An innovative DeFi project, built using Starknet. It is an auto trading system on starknet.
Hereās an expanded version of your project description, incorporating more details about trading strategies, risk management, and potential optimizations:
Project Description: Trading Strategies for STRK Native Coin
In this project, I have implemented and evaluated automated trading strategies for the STRK/USDT trading pair, using historical 15-minute interval price data. The objective is to develop a robust data-driven trading model that can identify profitable trade opportunities, optimize execution, and minimize risk in a volatile crypto market.
The dataset consists of key market parameters such as open, high, low, close prices, and trading volume. These features were analyzed using technical indicators, trend analysis, and predictive modeling techniques to build a strategy that can generate effective buy/sell signals.
Trading Strategies and Techniques To construct an efficient trading system, I employed multiple trading strategies, each designed to capture different aspects of market behavior:
Technical Indicator-Based Trading This approach relies on widely used price and volume-based indicators to identify trade opportunities: Moving Averages (SMA & EMA): Detect short-term and long-term trend reversals. Relative Strength Index (RSI): Identifies overbought (>70) and oversold (<30) conditions. Bollinger Bands: Measures price volatility and helps identify breakout opportunities. MACD (Moving Average Convergence Divergence): Tracks momentum shifts for trend-following trades.
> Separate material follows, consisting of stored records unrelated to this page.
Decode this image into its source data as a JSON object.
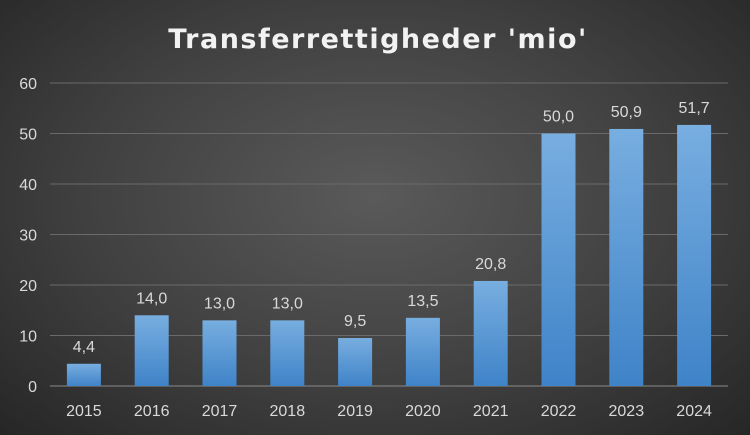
{
  "chart_data": {
    "type": "bar",
    "title": "Transferrettigheder 'mio'",
    "categories": [
      "2015",
      "2016",
      "2017",
      "2018",
      "2019",
      "2020",
      "2021",
      "2022",
      "2023",
      "2024"
    ],
    "values": [
      4.4,
      14.0,
      13.0,
      13.0,
      9.5,
      13.5,
      20.8,
      50.0,
      50.9,
      51.7
    ],
    "data_labels": [
      "4,4",
      "14,0",
      "13,0",
      "13,0",
      "9,5",
      "13,5",
      "20,8",
      "50,0",
      "50,9",
      "51,7"
    ],
    "xlabel": "",
    "ylabel": "",
    "ylim": [
      0,
      60
    ],
    "yticks": [
      0,
      10,
      20,
      30,
      40,
      50,
      60
    ],
    "grid": true,
    "legend": "none",
    "colors": {
      "bar_top": "#78aee0",
      "bar_bottom": "#3f83c8",
      "grid": "#6a6a6a"
    }
  }
}
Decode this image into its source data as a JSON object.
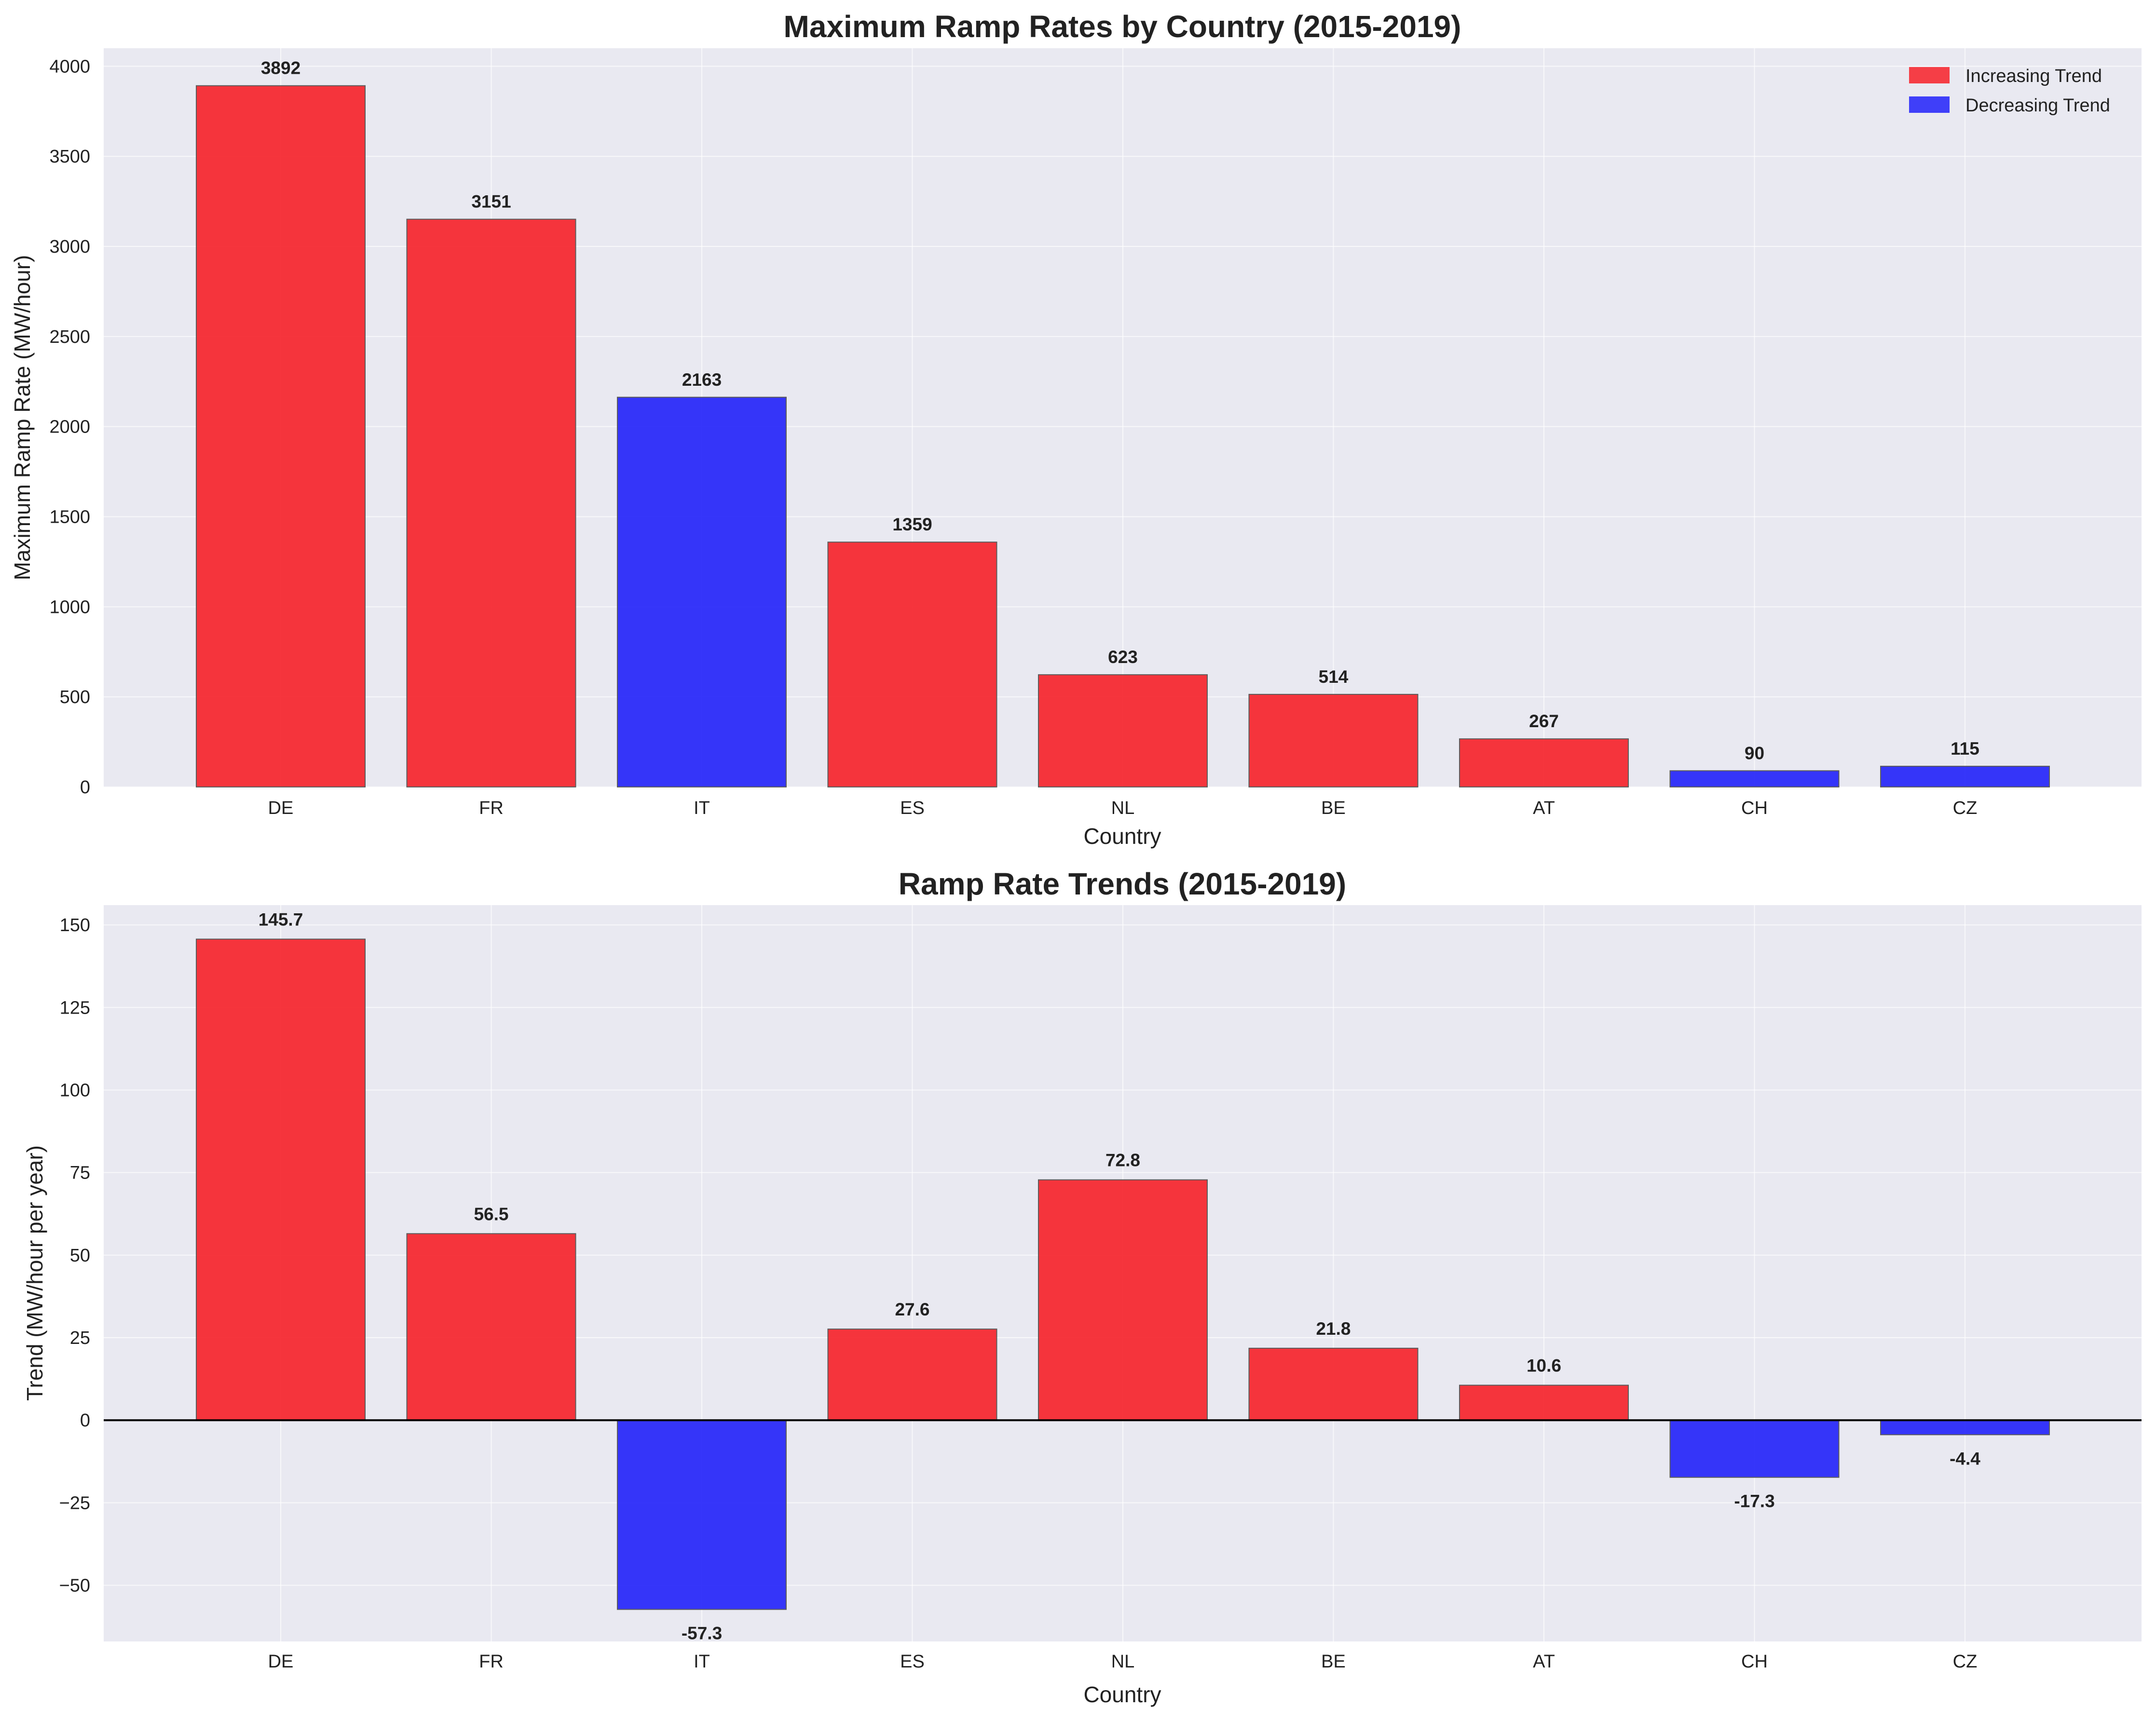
{
  "chart_data": [
    {
      "type": "bar",
      "title": "Maximum Ramp Rates by Country (2015-2019)",
      "xlabel": "Country",
      "ylabel": "Maximum Ramp Rate (MW/hour)",
      "categories": [
        "DE",
        "FR",
        "IT",
        "ES",
        "NL",
        "BE",
        "AT",
        "CH",
        "CZ"
      ],
      "values": [
        3892,
        3151,
        2163,
        1359,
        623,
        514,
        267,
        90,
        115
      ],
      "value_labels": [
        "3892",
        "3151",
        "2163",
        "1359",
        "623",
        "514",
        "267",
        "90",
        "115"
      ],
      "trend": [
        "increasing",
        "increasing",
        "decreasing",
        "increasing",
        "increasing",
        "increasing",
        "increasing",
        "decreasing",
        "decreasing"
      ],
      "ylim": [
        0,
        4100
      ],
      "yticks": [
        0,
        500,
        1000,
        1500,
        2000,
        2500,
        3000,
        3500,
        4000
      ],
      "ytick_labels": [
        "0",
        "500",
        "1000",
        "1500",
        "2000",
        "2500",
        "3000",
        "3500",
        "4000"
      ],
      "grid": true,
      "legend": {
        "placement": "top-right",
        "entries": [
          {
            "label": "Increasing Trend",
            "color": "#f62b33"
          },
          {
            "label": "Decreasing Trend",
            "color": "#2c2cfa"
          }
        ]
      }
    },
    {
      "type": "bar",
      "title": "Ramp Rate Trends (2015-2019)",
      "xlabel": "Country",
      "ylabel": "Trend (MW/hour per year)",
      "categories": [
        "DE",
        "FR",
        "IT",
        "ES",
        "NL",
        "BE",
        "AT",
        "CH",
        "CZ"
      ],
      "values": [
        145.7,
        56.5,
        -57.3,
        27.6,
        72.8,
        21.8,
        10.6,
        -17.3,
        -4.4
      ],
      "value_labels": [
        "145.7",
        "56.5",
        "-57.3",
        "27.6",
        "72.8",
        "21.8",
        "10.6",
        "-17.3",
        "-4.4"
      ],
      "ylim": [
        -67,
        156
      ],
      "yticks": [
        -50,
        -25,
        0,
        25,
        50,
        75,
        100,
        125,
        150
      ],
      "ytick_labels": [
        "−50",
        "−25",
        "0",
        "25",
        "50",
        "75",
        "100",
        "125",
        "150"
      ],
      "zero_line": true,
      "grid": true
    }
  ],
  "colors": {
    "increasing": "#f62b33",
    "decreasing": "#2c2cfa",
    "plot_background": "#e9e9f1"
  }
}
Volume Weighted Average Price (VWAP): Ensures trades align with market liquidity trends.
Momentum and Trend-Following Strategies To capitalize on market trends, I utilized: Moving Average Crossover Strategy: A short-term EMA (e.g., 9-period) crossing above a long-term EMA (e.g., 21-period) generates a buy signal, while a downward crossover triggers a sell.
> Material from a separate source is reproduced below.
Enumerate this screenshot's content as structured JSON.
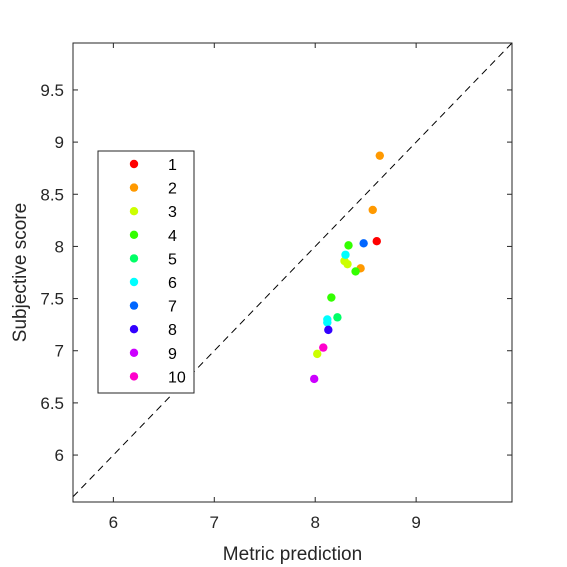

Breakout Trading Breakout trading takes advantage of sharp price movements after key levels are broken: Support & Resistance Breakout: Trades are executed when price breaks above resistance (buy) or below support (sell). -Volume-Confirmed Breakouts: If breakouts occur with high volume, they indicate stronger price movements.
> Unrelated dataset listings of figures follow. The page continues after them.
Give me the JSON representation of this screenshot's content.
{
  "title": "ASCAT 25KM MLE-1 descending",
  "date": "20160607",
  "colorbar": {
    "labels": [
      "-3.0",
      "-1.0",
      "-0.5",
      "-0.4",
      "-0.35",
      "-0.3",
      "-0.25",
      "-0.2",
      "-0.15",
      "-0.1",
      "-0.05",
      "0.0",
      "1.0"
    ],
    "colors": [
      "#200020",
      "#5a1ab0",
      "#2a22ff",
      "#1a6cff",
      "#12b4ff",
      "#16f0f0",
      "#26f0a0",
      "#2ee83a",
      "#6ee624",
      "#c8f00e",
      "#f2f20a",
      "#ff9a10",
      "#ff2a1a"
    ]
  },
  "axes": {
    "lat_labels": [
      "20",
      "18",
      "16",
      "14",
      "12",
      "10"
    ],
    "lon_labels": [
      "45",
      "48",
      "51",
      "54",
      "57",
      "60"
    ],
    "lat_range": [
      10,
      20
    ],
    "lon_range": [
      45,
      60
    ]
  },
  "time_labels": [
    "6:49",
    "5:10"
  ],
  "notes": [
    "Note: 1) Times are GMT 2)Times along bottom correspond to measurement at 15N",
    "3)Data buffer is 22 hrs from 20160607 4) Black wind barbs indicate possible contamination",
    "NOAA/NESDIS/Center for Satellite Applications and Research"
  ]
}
Machine Learning-Based Strategy For a more sophisticated approach, I integrated predictive models: -Regression Models (Random Forest, XGBoost): Forecast short-term price movements.
Backtesting and Strategy Evaluation Before deploying strategies in real markets, backtesting was performed using historical STRK/USDT data:
Live Trading and Automation To integrate these strategies into a real-world automated trading bot, I implemented: Exchange API Integration: Fetching real-time STRK/USDT data using Binance API / OKX API.
Further enhancements could include portfolio diversification, hedging techniques, and alternative data sources (e.g., social media sentiment analysis) to refine predictions and trading performance.
This version gives a detailed and structured overview of your work. Let me know if you need further refinements or additions! š
How It's Made: The Technology Behind the Project
This project is built using a combination of AI agents, blockchain smart contracts (Cairo on Starknet), and a Next.js-based frontend, creating a seamless integration between automated trading intelligence, decentralized execution, and user-friendly interfaces.
At the core of the trading strategy lies an AI-powered agent designed to analyze historical market data, predict trends, and execute trades autonomously. The AI model is trained using:
The AI agent continuously ingests live STRK/USDT market data, processes it through predictive models, and generates buy/sell signals based on learned patterns.
Tech Stack for AI Models:
To ensure secure and transparent trade execution, I deployed smart contracts on Starknet, written in Cairo. These contracts handle:
By leveraging Starknetās high-speed, low-cost transactions, the system provides scalable and efficient execution without relying on centralized exchanges.
Tech Stack for Smart Contracts:
The Next.js frontend provides an intuitive dashboard where users can:
Tech Stack for Frontend:
A few notable and hacky aspects of the project include:
Final Thoughts
By combining AI agents, decentralized smart contracts, and a real-time trading interface, this project successfully integrates machine learning-driven trading strategies with on-chain execution, offering a scalable, transparent, and efficient solution for automated trading.
Let me know if you need any further refinements.